Al exterior de la iglesia el portal de estilo gótico con dos pequeñas columnas sobre las cuales apoya un arco condecorado. Al  lado izquierdo de la puerta de entrada la antigua fachada con un florón realizado en el mismo estilo del de la iglesia de Santa Maria a Fiume A la derecha del portal, el elegante campanario de cuatros pisos y una pintura que representa una Virgen con el Niño (siglo XV), llamada ''Virgen del Bosque'', porque en el principio la iglesia se encontraba en un bosque. Esta es la única pintura antigua exterior que se ha conservado.  

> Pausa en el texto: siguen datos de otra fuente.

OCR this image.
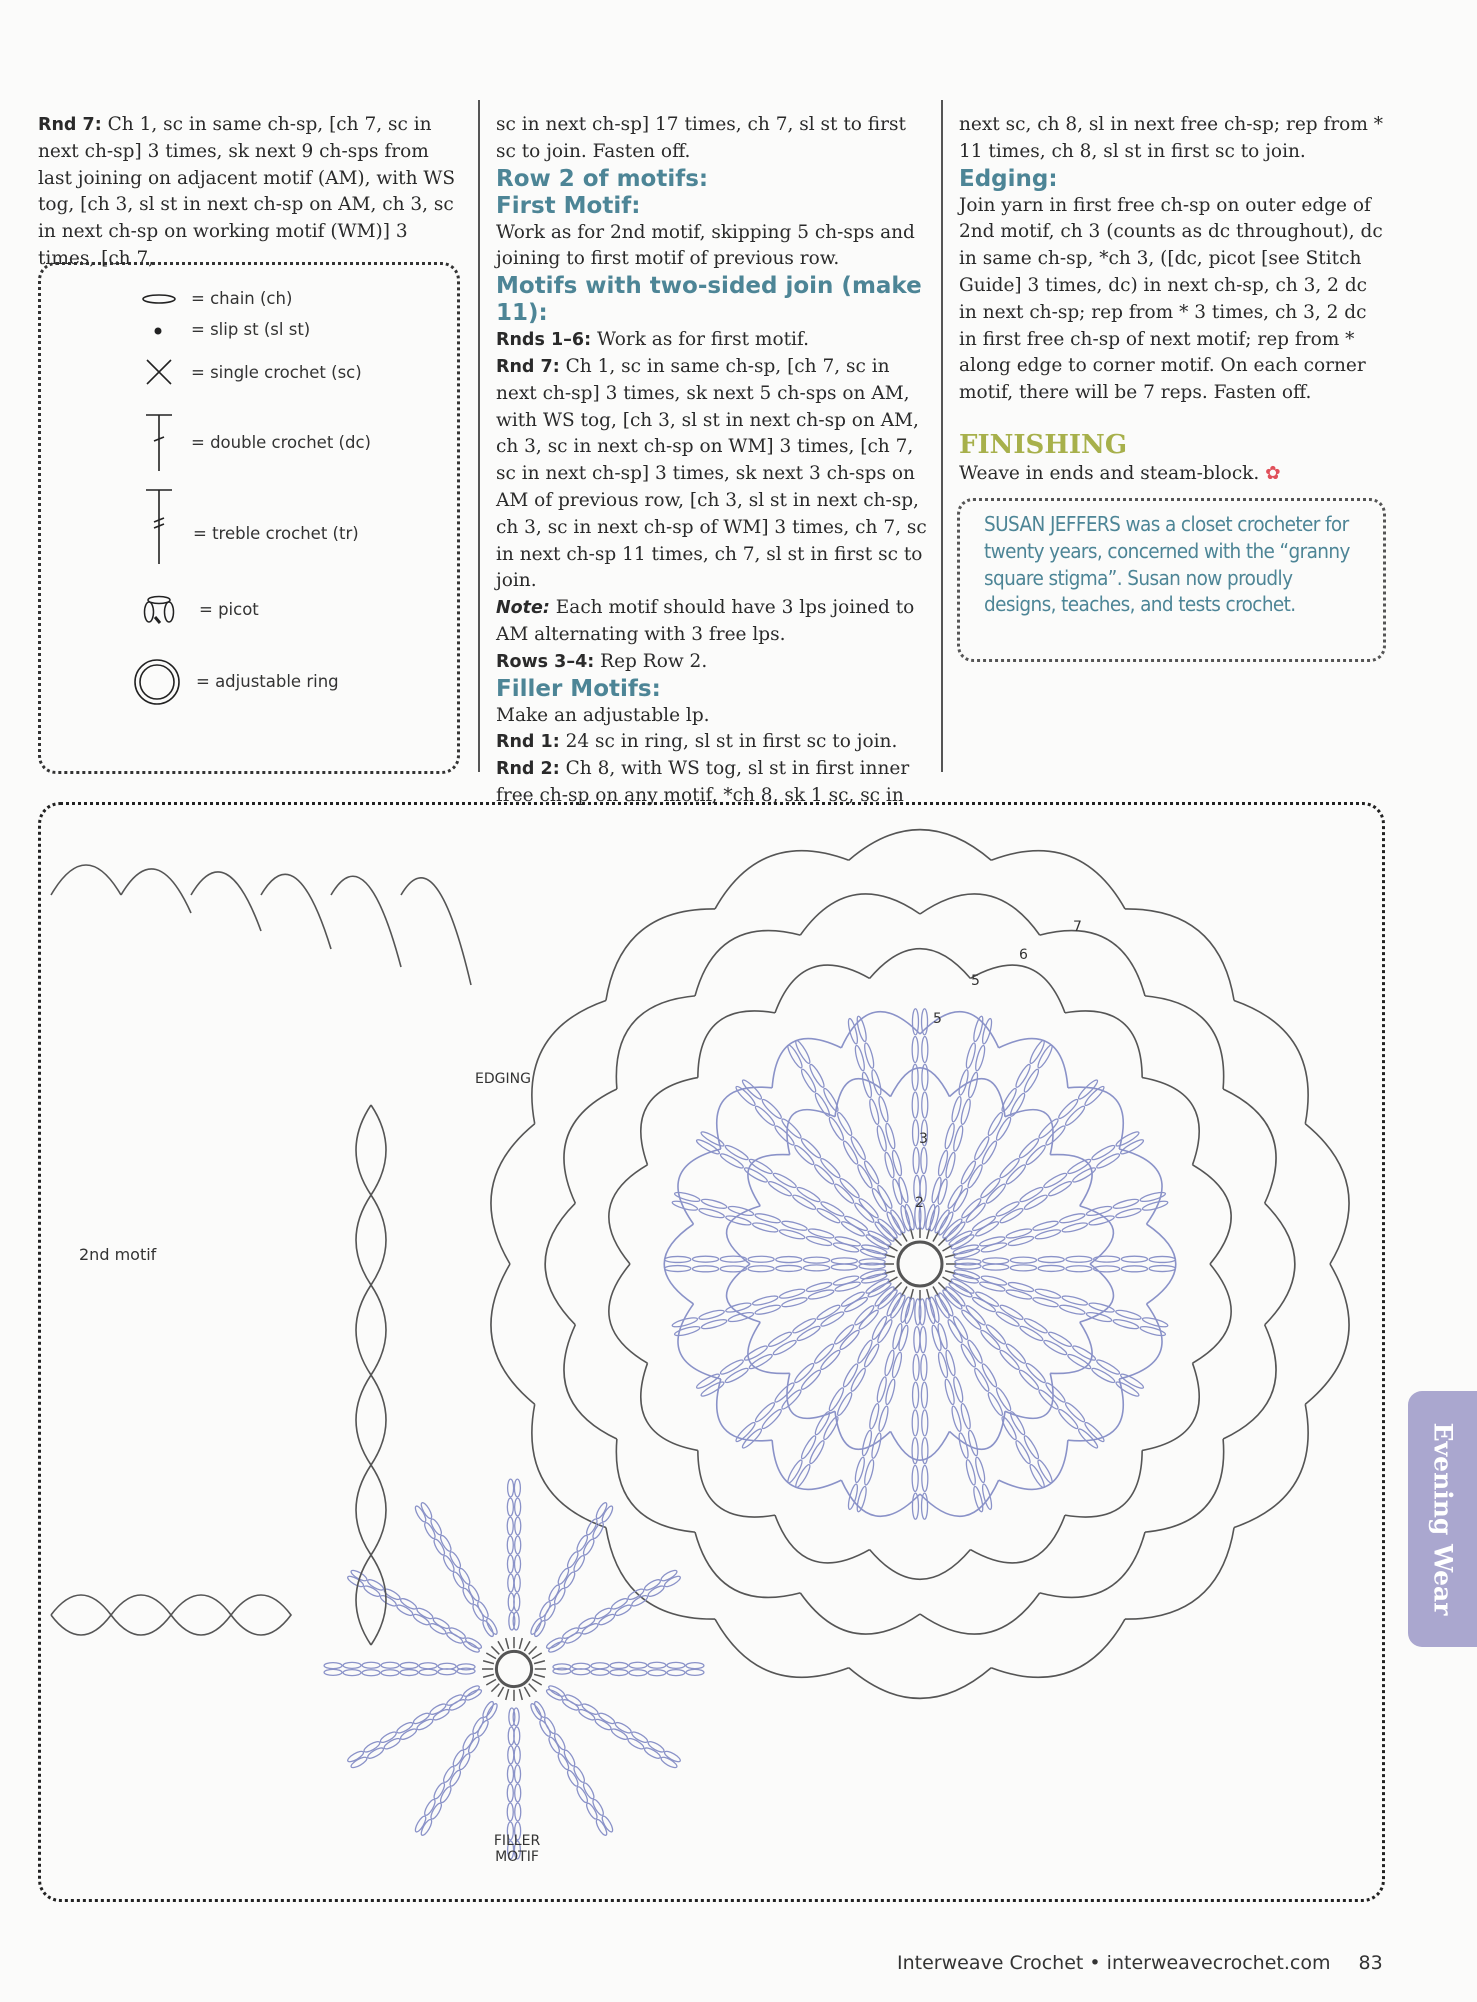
Rnd 7: Ch 1, sc in same ch-sp, [ch 7, sc in next ch-sp] 3 times, sk next 9 ch-sps from last joining on adjacent motif (AM), with WS tog, [ch 3, sl st in next ch-sp on AM, ch 3, sc in next ch-sp on working motif (WM)] 3 times, [ch 7,

= chain (ch)
= slip st (sl st)
= single crochet (sc)
= double crochet (dc)
= treble crochet (tr)
= picot
= adjustable ring

sc in next ch-sp] 17 times, ch 7, sl st to first sc to join. Fasten off.

Row 2 of motifs:

First Motif:

Work as for 2nd motif, skipping 5 ch-sps and joining to first motif of previous row.

Motifs with two-sided join (make 11):

Rnds 1–6: Work as for first motif.

Rnd 7: Ch 1, sc in same ch-sp, [ch 7, sc in next ch-sp] 3 times, sk next 5 ch-sps on AM, with WS tog, [ch 3, sl st in next ch-sp on AM, ch 3, sc in next ch-sp on WM] 3 times, [ch 7, sc in next ch-sp] 3 times, sk next 3 ch-sps on AM of previous row, [ch 3, sl st in next ch-sp, ch 3, sc in next ch-sp of WM] 3 times, ch 7, sc in next ch-sp 11 times, ch 7, sl st in first sc to join.

Note: Each motif should have 3 lps joined to AM alternating with 3 free lps.

Rows 3–4: Rep Row 2.

Filler Motifs:

Make an adjustable lp.

Rnd 1: 24 sc in ring, sl st in first sc to join.

Rnd 2: Ch 8, with WS tog, sl st in first inner free ch-sp on any motif, *ch 8, sk 1 sc, sc in

next sc, ch 8, sl in next free ch-sp; rep from * 11 times, ch 8, sl st in first sc to join.

Edging:

Join yarn in first free ch-sp on outer edge of 2nd motif, ch 3 (counts as dc throughout), dc in same ch-sp, *ch 3, ([dc, picot [see Stitch Guide] 3 times, dc) in next ch-sp, ch 3, 2 dc in next ch-sp; rep from * 3 times, ch 3, 2 dc in first free ch-sp of next motif; rep from * along edge to corner motif. On each corner motif, there will be 7 reps. Fasten off.

FINISHING

Weave in ends and steam-block. ✿

SUSAN JEFFERS was a closet crocheter for twenty years, concerned with the “granny square stigma”. Susan now proudly designs, teaches, and tests crochet.
EDGING
2nd motif
FILLER MOTIF
7
6
5
5
3
2
Evening Wear
Interweave Crochet • interweavecrochet.com 83
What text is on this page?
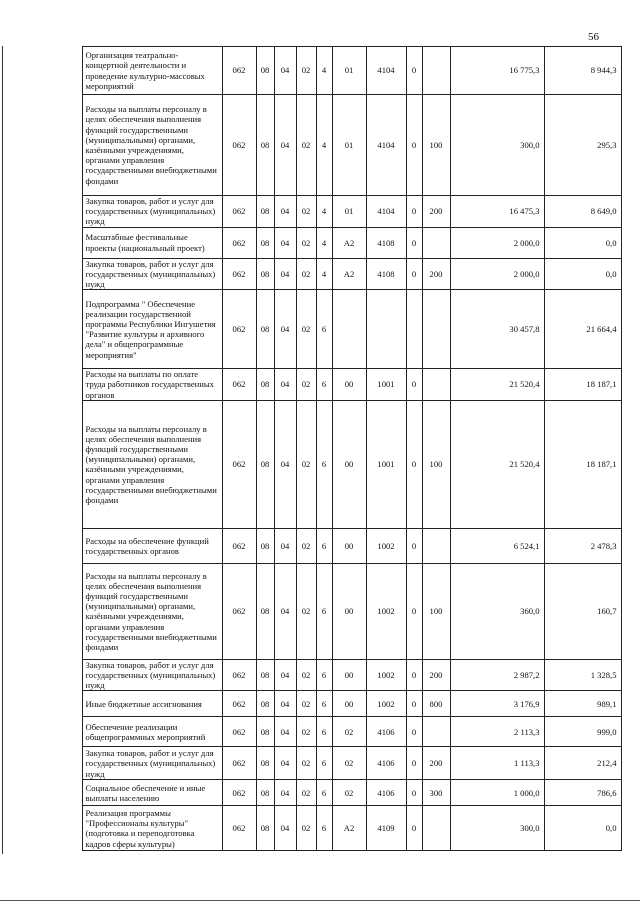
56
	Организация театрально-концертной деятельности и проведение культурно-массовых мероприятий	062	08	04	02	4	01	4104	0		16 775,3	8 944,3
	Расходы на выплаты персоналу в целях обеспечения выполнения функций государственными (муниципальными) органами, казёнными учреждениями, органами управления государственными внебюджетными фондами	062	08	04	02	4	01	4104	0	100	300,0	295,3
	Закупка товаров, работ и услуг для государственных (муниципальных) нужд	062	08	04	02	4	01	4104	0	200	16 475,3	8 649,0
	Масштабные фестивальные проекты (национальный проект)	062	08	04	02	4	А2	4108	0		2 000,0	0,0
	Закупка товаров, работ и услуг для государственных (муниципальных) нужд	062	08	04	02	4	А2	4108	0	200	2 000,0	0,0
	Подпрограмма " Обеспечение реализации государственной программы Республики Ингушетия "Развитие культуры и архивного дела" и общепрограммные мероприятия"	062	08	04	02	6					30 457,8	21 664,4
	Расходы на выплаты по оплате труда работников государственных органов	062	08	04	02	6	00	1001	0		21 520,4	18 187,1
	Расходы на выплаты персоналу в целях обеспечения выполнения функций государственными (муниципальными) органами, казёнными учреждениями, органами управления государственными внебюджетными фондами	062	08	04	02	6	00	1001	0	100	21 520,4	18 187,1
	Расходы на обеспечение функций государственных органов	062	08	04	02	6	00	1002	0		6 524,1	2 478,3
	Расходы на выплаты персоналу в целях обеспечения выполнения функций государственными (муниципальными) органами, казёнными учреждениями, органами управления государственными внебюджетными фондами	062	08	04	02	6	00	1002	0	100	360,0	160,7
	Закупка товаров, работ и услуг для государственных (муниципальных) нужд	062	08	04	02	6	00	1002	0	200	2 987,2	1 328,5
	Иные бюджетные ассигнования	062	08	04	02	6	00	1002	0	800	3 176,9	989,1
	Обеспечение реализации общепрограммных мероприятий	062	08	04	02	6	02	4106	0		2 113,3	999,0
	Закупка товаров, работ и услуг для государственных (муниципальных) нужд	062	08	04	02	6	02	4106	0	200	1 113,3	212,4
	Социальное обеспечение и иные выплаты населению	062	08	04	02	6	02	4106	0	300	1 000,0	786,6
	Реализация программы "Профессионалы культуры" (подготовка и переподготовка кадров сферы культуры)	062	08	04	02	6	А2	4109	0		300,0	0,0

En su libro "Ciociaria quella terra di viaggi che non dico" el profesor Marcello Carlino habla de la fachada de la iglesia de San Nicolás. Para él, la iglesia no tiene una verdadera fachada: el portal está descentralizado y está ubicado en uno de los flancos de el edificio.  La estructura parece que haya tenido una transformación del trazado tradicional y entonces, uno de sus lados devenió la fachada que no tenía [1].


 


[1] C. ENLART, "Origines françaises de l'architecture gothique en Italie", Paris, 1894.

[2] MARCELLO CARLINO, "Ciociaria: quella terra di viaggi che non dico", Napoli, Guida, 2007, p. 119.